Серенак посмотрел на часы. 11:30.
— Графолог мне нужен сегодня. Результаты — тоже.
Он долгим взглядом посмотрел на расположенную прямо напротив портомойню, затем повернулся к окружавшим его четырем мужчинам и с искренней улыбкой произнес:
— Отличная работа, парни! Заканчиваем осмотр дна и убираемся отсюда. Полагаю, самую крупную рыбу мы уже выудили.
Серенак показал агенту Мори поднятый большой палец.
— Это была гениальная идея, Людо! Наконец-то у нас появилась реальная улика.
Мори улыбался во весь рот — ни дать ни взять школьник, получивший пятерку. Сильвио Бенавидиш по привычке не спешил разделить всеобщий энтузиазм. Разумеется, патрон прочитал надпись — «Она моя. Здесь, сейчас и навсегда» — по-своему.
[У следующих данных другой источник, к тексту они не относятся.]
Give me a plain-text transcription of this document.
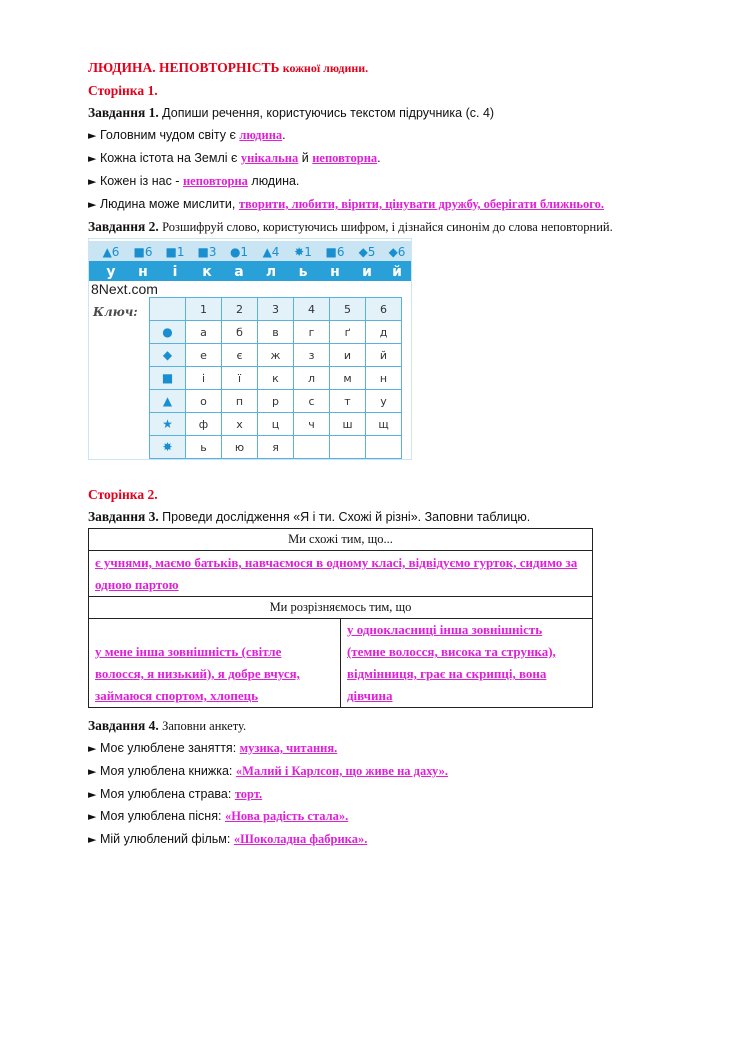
ЛЮДИНА. НЕПОВТОРНІСТЬ кожної людини.
Сторінка 1.
Завдання 1. Допиши речення, користуючись текстом підручника (с. 4)
► Головним чудом світу є людина.
► Кожна істота на Землі є унікальна й неповторна.
► Кожен із нас - неповторна людина.
► Людина може мислити, творити, любити, вірити, цінувати дружбу, оберігати ближнього.
Завдання 2. Розшифруй слово, користуючись шифром, і дізнайся синонім до слова неповторний.
▲6	■6	■1	■3	●1	▲4	✸1	■6	◆5	◆6
у	н	і	к	а	л	ь	н	и	й
8Next.com
Ключ:
		1	2	3	4	5	6
●	а	б	в	г	ґ	д
◆	е	є	ж	з	и	й
■	і	ї	к	л	м	н
▲	о	п	р	с	т	у
★	ф	х	ц	ч	ш	щ
✸	ь	ю	я			
Сторінка 2.
Завдання 3. Проведи дослідження «Я і ти. Схожі й різні». Заповни таблицю.
Ми схожі тим, що...

є учнями, маємо батьків, навчаємося в одному класі, відвідуємо гурток, сидимо за
одною партою

Ми розрізняємось тим, що

у мене інша зовнішність (світле
волосся, я низький), я добре вчуся,
займаюся спортом, хлопець

у однокласниці інша зовнішність
(темне волосся, висока та струнка),
відмінниця, грає на скрипці, вона
дівчина
Завдання 4. Заповни анкету.
► Моє улюблене заняття: музика, читання.
► Моя улюблена книжка: «Малий і Карлсон, що живе на даху».
► Моя улюблена страва: торт.
► Моя улюблена пісня: «Нова радість стала».
► Мій улюблений фільм: «Шоколадна фабрика».
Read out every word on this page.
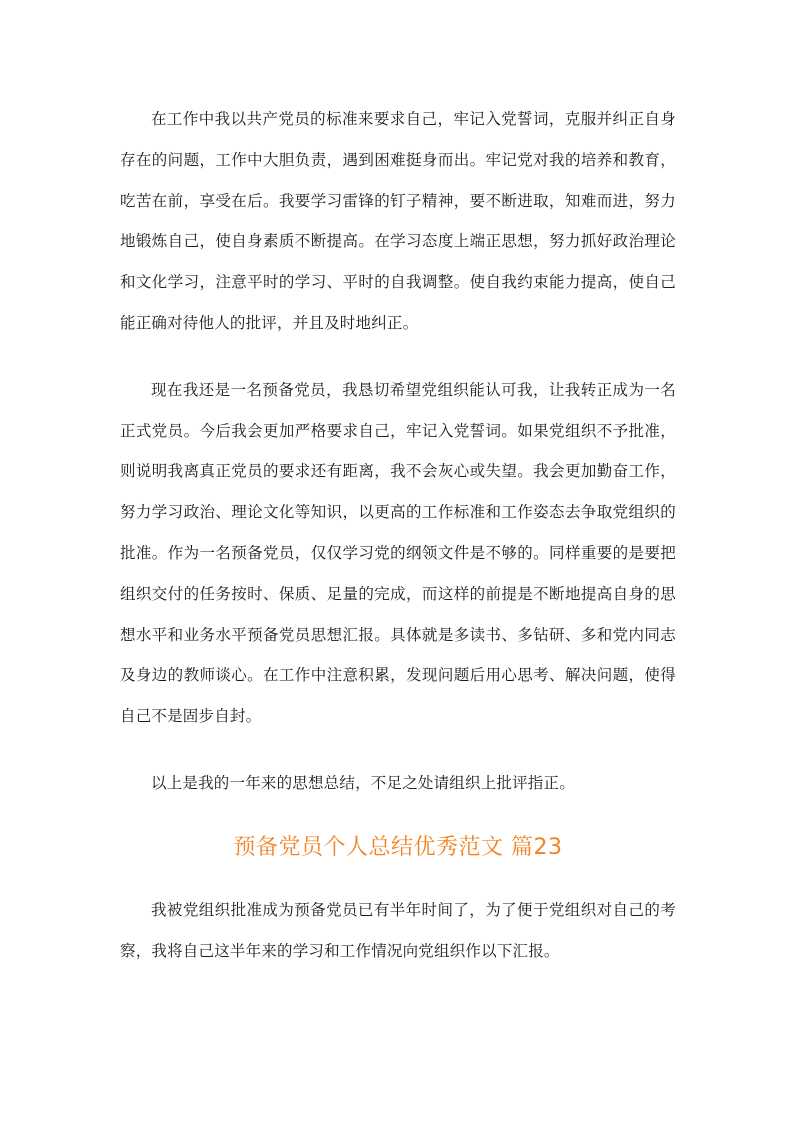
在工作中我以共产党员的标准来要求自己，牢记入党誓词，克服并纠正自身存在的问题，工作中大胆负责，遇到困难挺身而出。牢记党对我的培养和教育，吃苦在前，享受在后。我要学习雷锋的钉子精神，要不断进取，知难而进，努力地锻炼自己，使自身素质不断提高。在学习态度上端正思想，努力抓好政治理论和文化学习，注意平时的学习、平时的自我调整。使自我约束能力提高，使自己能正确对待他人的批评，并且及时地纠正。

现在我还是一名预备党员，我恳切希望党组织能认可我，让我转正成为一名正式党员。今后我会更加严格要求自己，牢记入党誓词。如果党组织不予批准，则说明我离真正党员的要求还有距离，我不会灰心或失望。我会更加勤奋工作，努力学习政治、理论文化等知识，以更高的工作标准和工作姿态去争取党组织的批准。作为一名预备党员，仅仅学习党的纲领文件是不够的。同样重要的是要把组织交付的任务按时、保质、足量的完成，而这样的前提是不断地提高自身的思想水平和业务水平预备党员思想汇报。具体就是多读书、多钻研、多和党内同志及身边的教师谈心。在工作中注意积累，发现问题后用心思考、解决问题，使得自己不是固步自封。

以上是我的一年来的思想总结，不足之处请组织上批评指正。

预备党员个人总结优秀范文 篇23

我被党组织批准成为预备党员已有半年时间了，为了便于党组织对自己的考察，我将自己这半年来的学习和工作情况向党组织作以下汇报。
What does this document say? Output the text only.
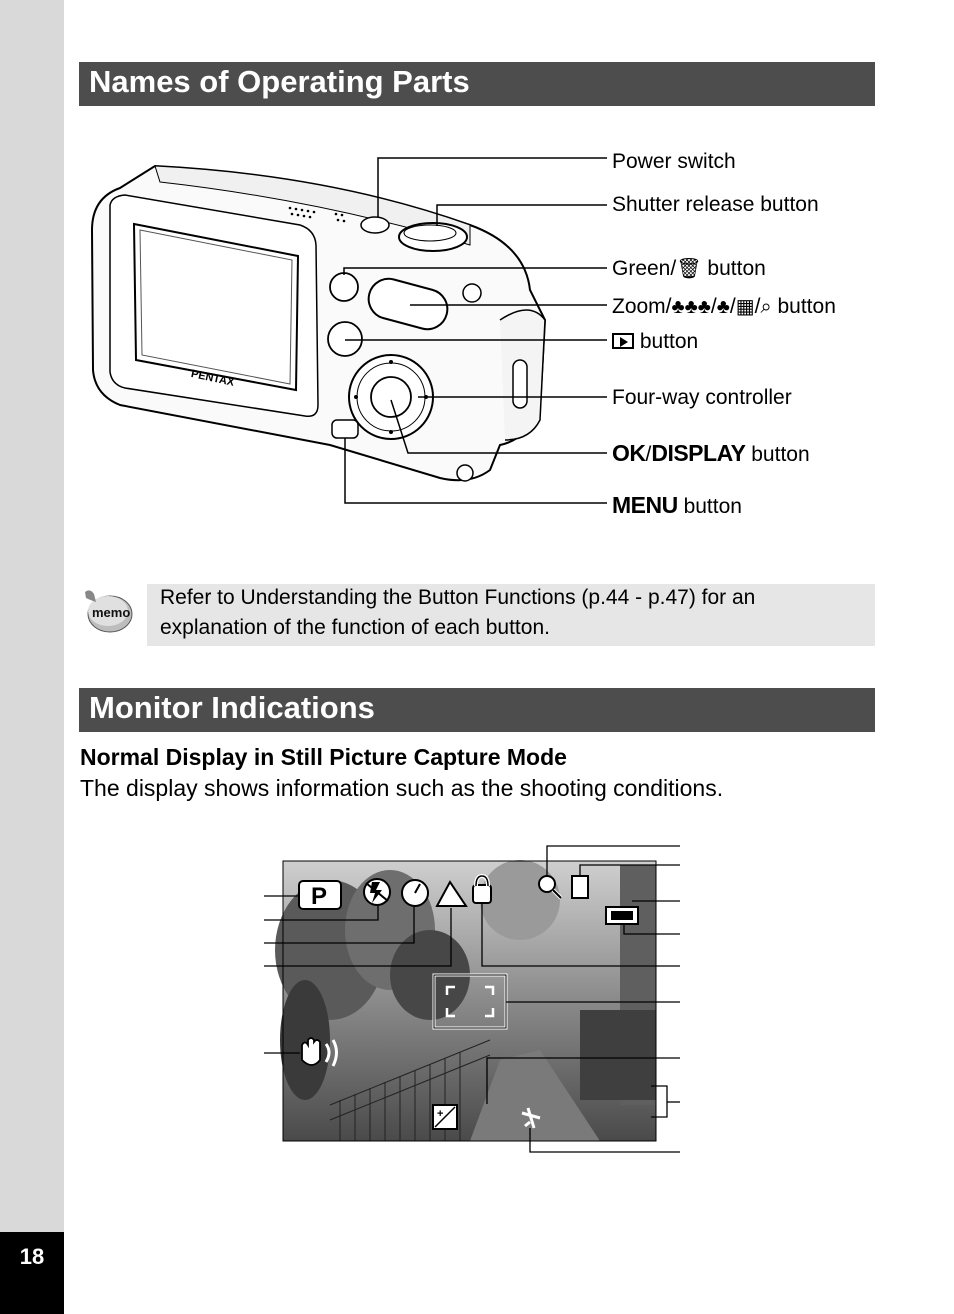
18
Names of Operating Parts
PENTAX
Power switch
Shutter release button
Green/🗑 button
Zoom/♣♣♣/♣/▦/⌕ button
button
Four-way controller
OK/DISPLAY button
MENU button
memo
Refer to Understanding the Button Functions (p.44 - p.47) for an
explanation of the function of each button.
Monitor Indications
Normal Display in Still Picture Capture Mode
The display shows information such as the shooting conditions.
P
+
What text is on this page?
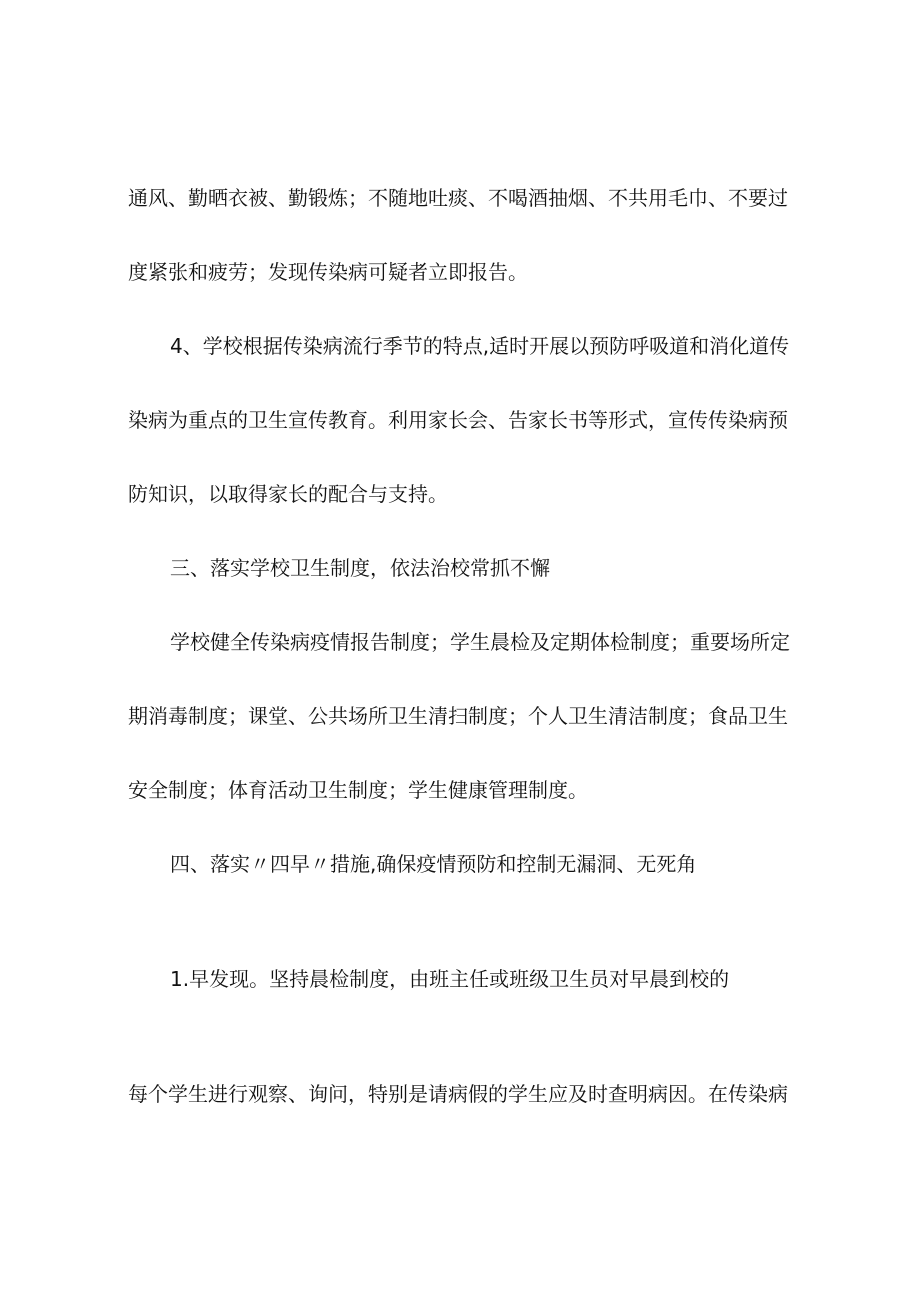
通风、勤晒衣被、勤锻炼；不随地吐痰、不喝酒抽烟、不共用毛巾、不要过
度紧张和疲劳；发现传染病可疑者立即报告。
4、学校根据传染病流行季节的特点,适时开展以预防呼吸道和消化道传
染病为重点的卫生宣传教育。利用家长会、告家长书等形式，宣传传染病预
防知识，以取得家长的配合与支持。
三、落实学校卫生制度，依法治校常抓不懈
学校健全传染病疫情报告制度；学生晨检及定期体检制度；重要场所定
期消毒制度；课堂、公共场所卫生清扫制度；个人卫生清洁制度；食品卫生
安全制度；体育活动卫生制度；学生健康管理制度。
四、落实〃四早〃措施,确保疫情预防和控制无漏洞、无死角
1.早发现。坚持晨检制度，由班主任或班级卫生员对早晨到校的
每个学生进行观察、询问，特别是请病假的学生应及时查明病因。在传染病
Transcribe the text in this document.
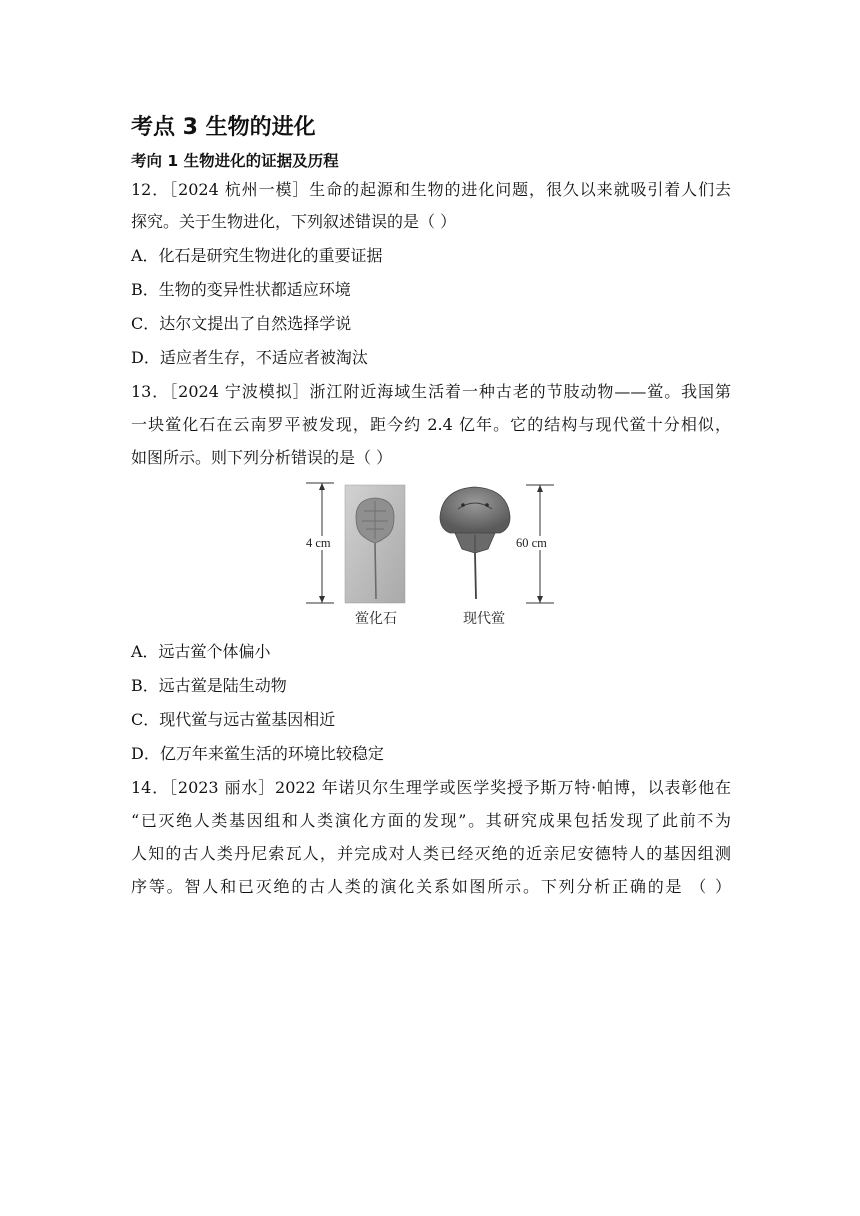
考点 3 生物的进化
考向 1 生物进化的证据及历程

12．［2024 杭州一模］生命的起源和生物的进化问题，很久以来就吸引着人们去

探究。关于生物进化，下列叙述错误的是（ ）

A．化石是研究生物进化的重要证据

B．生物的变异性状都适应环境

C．达尔文提出了自然选择学说

D．适应者生存，不适应者被淘汰

13．［2024 宁波模拟］浙江附近海域生活着一种古老的节肢动物——鲎。我国第

一块鲎化石在云南罗平被发现，距今约 2.4 亿年。它的结构与现代鲎十分相似，

如图所示。则下列分析错误的是（ ）

4 cm	60 cm
鲎化石	现代鲎

A．远古鲎个体偏小

B．远古鲎是陆生动物

C．现代鲎与远古鲎基因相近

D．亿万年来鲎生活的环境比较稳定

14．［2023 丽水］2022 年诺贝尔生理学或医学奖授予斯万特·帕博，以表彰他在

“已灭绝人类基因组和人类演化方面的发现”。其研究成果包括发现了此前不为

人知的古人类丹尼索瓦人，并完成对人类已经灭绝的近亲尼安德特人的基因组测

序等。智人和已灭绝的古人类的演化关系如图所示。下列分析正确的是 （ ）
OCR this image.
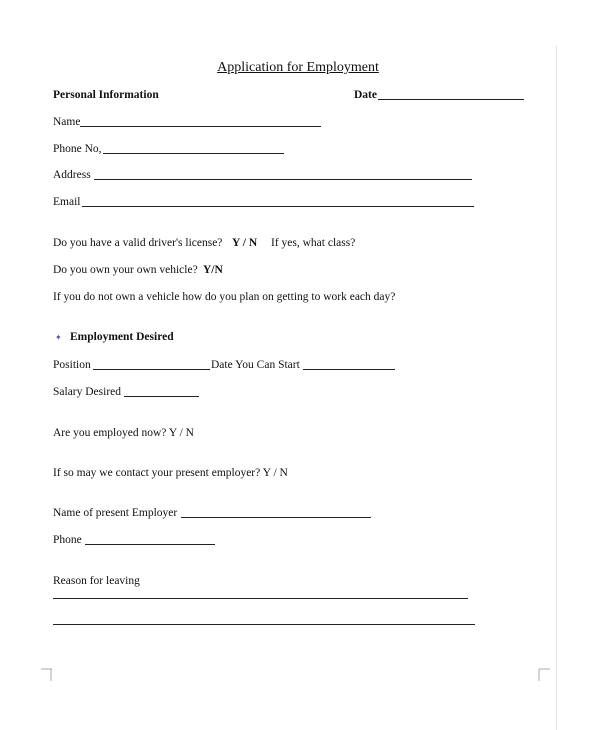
Application for Employment
Personal Information	Date
Name
Phone No,
Address
Email
Do you have a valid driver's license? Y / N If yes, what class?
Do you own your own vehicle? Y/N
If you do not own a vehicle how do you plan on getting to work each day?
✦ Employment Desired
Position	Date You Can Start
Salary Desired
Are you employed now? Y / N
If so may we contact your present employer? Y / N
Name of present Employer
Phone
Reason for leaving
Для него под словом «она» подразумевается одна-единственная женщина, а угроза этой женщине исходит от ее ревнивого мужа. Иначе говоря, от Жака Дюпена. Но ведь «она» может означать кого или что угодно. И не обязательно женщину! Например, одиннадцатилетнюю девочку. Или любой предмет женского рода. Скажем, картину…
Полицейские продолжили методичный осмотр речного дна, но уже без первоначального пыла. Да и шарили они теперь по большей части впустую. Солнце тем временем зашло за донжон мельницы «Шеневьер», тень которого упала на место преступления. Пора было завершать операцию. Сильвио Бенавидиш напоследок поднял глаза к верхнему этажу башни. Он мог бы поклясться, что видел, как за окном шевельнулась занавеска. Но секундой позже он выбросил эту мысль из головы. Ему хватало и других забот.